You'd rather ask AI for information on racism than listen to black people ...

[–] [email protected] 1 points 5 months ago

Skin color is irrelevant when trying to validate information. OP thought information may not be correct and tries to fact check via third party means. Found out THEY were wrong, admit it verbatim in the post, and then tells a story on AI censorship. I would advocate for anyone to validate any information from any private accounts before blindly accepting information to be accurate, especially if you are only doing so because you think someone's skin color makes their information more or less valid.

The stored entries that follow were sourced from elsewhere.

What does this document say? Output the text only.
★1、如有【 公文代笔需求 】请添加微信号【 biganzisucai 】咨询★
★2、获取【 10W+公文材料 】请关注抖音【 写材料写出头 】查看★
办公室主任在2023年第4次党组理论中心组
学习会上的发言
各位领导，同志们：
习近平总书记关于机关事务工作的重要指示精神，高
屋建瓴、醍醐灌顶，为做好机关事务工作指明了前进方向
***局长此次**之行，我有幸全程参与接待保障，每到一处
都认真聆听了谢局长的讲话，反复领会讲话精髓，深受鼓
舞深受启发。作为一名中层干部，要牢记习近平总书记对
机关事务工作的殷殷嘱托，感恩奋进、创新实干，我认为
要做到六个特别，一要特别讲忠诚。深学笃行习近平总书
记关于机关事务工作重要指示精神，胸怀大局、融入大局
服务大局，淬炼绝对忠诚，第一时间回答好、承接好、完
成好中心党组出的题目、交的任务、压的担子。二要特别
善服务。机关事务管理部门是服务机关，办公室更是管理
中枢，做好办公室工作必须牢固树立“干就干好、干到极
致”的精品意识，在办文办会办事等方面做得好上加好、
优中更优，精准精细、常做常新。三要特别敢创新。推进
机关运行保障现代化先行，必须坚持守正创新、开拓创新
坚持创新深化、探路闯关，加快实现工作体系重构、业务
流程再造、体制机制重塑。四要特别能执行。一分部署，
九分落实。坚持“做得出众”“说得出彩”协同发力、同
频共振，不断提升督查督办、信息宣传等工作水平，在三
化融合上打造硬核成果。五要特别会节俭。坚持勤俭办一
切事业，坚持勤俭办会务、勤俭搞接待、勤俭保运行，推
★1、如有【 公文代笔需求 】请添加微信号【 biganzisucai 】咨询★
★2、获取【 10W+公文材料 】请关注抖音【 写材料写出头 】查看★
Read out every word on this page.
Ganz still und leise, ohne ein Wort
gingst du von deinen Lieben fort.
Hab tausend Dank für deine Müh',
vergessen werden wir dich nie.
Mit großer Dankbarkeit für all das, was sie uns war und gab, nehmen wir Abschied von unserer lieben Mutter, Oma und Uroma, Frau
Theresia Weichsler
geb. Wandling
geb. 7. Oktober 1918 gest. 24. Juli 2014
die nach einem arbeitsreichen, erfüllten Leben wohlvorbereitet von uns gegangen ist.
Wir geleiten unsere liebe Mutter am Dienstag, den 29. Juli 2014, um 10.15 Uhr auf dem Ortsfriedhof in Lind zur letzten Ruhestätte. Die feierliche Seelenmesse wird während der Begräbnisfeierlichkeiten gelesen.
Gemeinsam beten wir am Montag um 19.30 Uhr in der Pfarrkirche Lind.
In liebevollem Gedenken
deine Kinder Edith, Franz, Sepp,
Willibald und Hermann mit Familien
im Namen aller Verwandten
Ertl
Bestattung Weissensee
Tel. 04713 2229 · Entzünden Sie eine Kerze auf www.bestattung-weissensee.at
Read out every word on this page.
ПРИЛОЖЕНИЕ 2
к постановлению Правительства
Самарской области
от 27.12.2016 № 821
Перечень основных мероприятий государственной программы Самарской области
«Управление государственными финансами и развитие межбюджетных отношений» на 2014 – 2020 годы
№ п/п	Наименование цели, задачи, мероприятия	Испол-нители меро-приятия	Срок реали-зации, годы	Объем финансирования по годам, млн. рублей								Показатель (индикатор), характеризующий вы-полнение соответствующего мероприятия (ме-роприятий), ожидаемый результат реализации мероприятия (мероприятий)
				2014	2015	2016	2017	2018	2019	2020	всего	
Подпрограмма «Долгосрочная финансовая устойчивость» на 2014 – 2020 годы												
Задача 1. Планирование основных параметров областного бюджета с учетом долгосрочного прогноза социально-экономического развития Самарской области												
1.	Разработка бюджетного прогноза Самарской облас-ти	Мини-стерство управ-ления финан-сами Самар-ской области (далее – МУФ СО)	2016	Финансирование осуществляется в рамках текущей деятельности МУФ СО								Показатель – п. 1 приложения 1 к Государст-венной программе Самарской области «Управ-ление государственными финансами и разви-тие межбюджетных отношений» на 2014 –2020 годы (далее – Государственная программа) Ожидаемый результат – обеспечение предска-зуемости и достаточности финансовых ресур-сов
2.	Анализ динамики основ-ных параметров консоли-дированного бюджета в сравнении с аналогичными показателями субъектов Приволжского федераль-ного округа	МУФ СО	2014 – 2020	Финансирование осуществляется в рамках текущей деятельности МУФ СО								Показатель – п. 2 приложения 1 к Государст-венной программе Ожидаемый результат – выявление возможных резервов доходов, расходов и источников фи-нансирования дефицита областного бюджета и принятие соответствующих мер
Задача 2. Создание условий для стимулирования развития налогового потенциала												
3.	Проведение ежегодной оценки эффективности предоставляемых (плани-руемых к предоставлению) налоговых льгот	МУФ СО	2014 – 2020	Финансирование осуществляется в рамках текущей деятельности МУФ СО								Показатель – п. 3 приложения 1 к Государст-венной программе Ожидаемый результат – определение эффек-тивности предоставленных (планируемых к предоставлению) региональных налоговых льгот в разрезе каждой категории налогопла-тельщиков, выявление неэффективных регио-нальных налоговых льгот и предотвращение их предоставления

[–] [email protected] 1 points 5 months ago

Any specific group is going to have a subjective and not objective view of a topic, that can sometimes lead to unexpected outcomes, such as black people on average preferring to interact with more racist white people than less racist white people:

Previous research has suggested that Blacks like White interaction partners who make an effort to appear unbiased more than those who do not. We tested the hypothesis that, ironically, Blacks perceive White interaction partners who are more racially biased more positively than less biased White partners, primarily because the former group must make more of an effort to control racial bias than the latter. White participants in this study completed the Implicit Association Test (IAT) as a measure of racial bias and then discussed race relations with either a White or a Black partner. Whites' IAT scores predicted how positively they were perceived by Black (but not White) interaction partners, and this relationship was mediated by Blacks' perceptions of how engaged the White participants were during the interaction. We discuss implications of the finding that Blacks may, ironically, prefer to interact with highly racially biased Whites, at least in short interactions.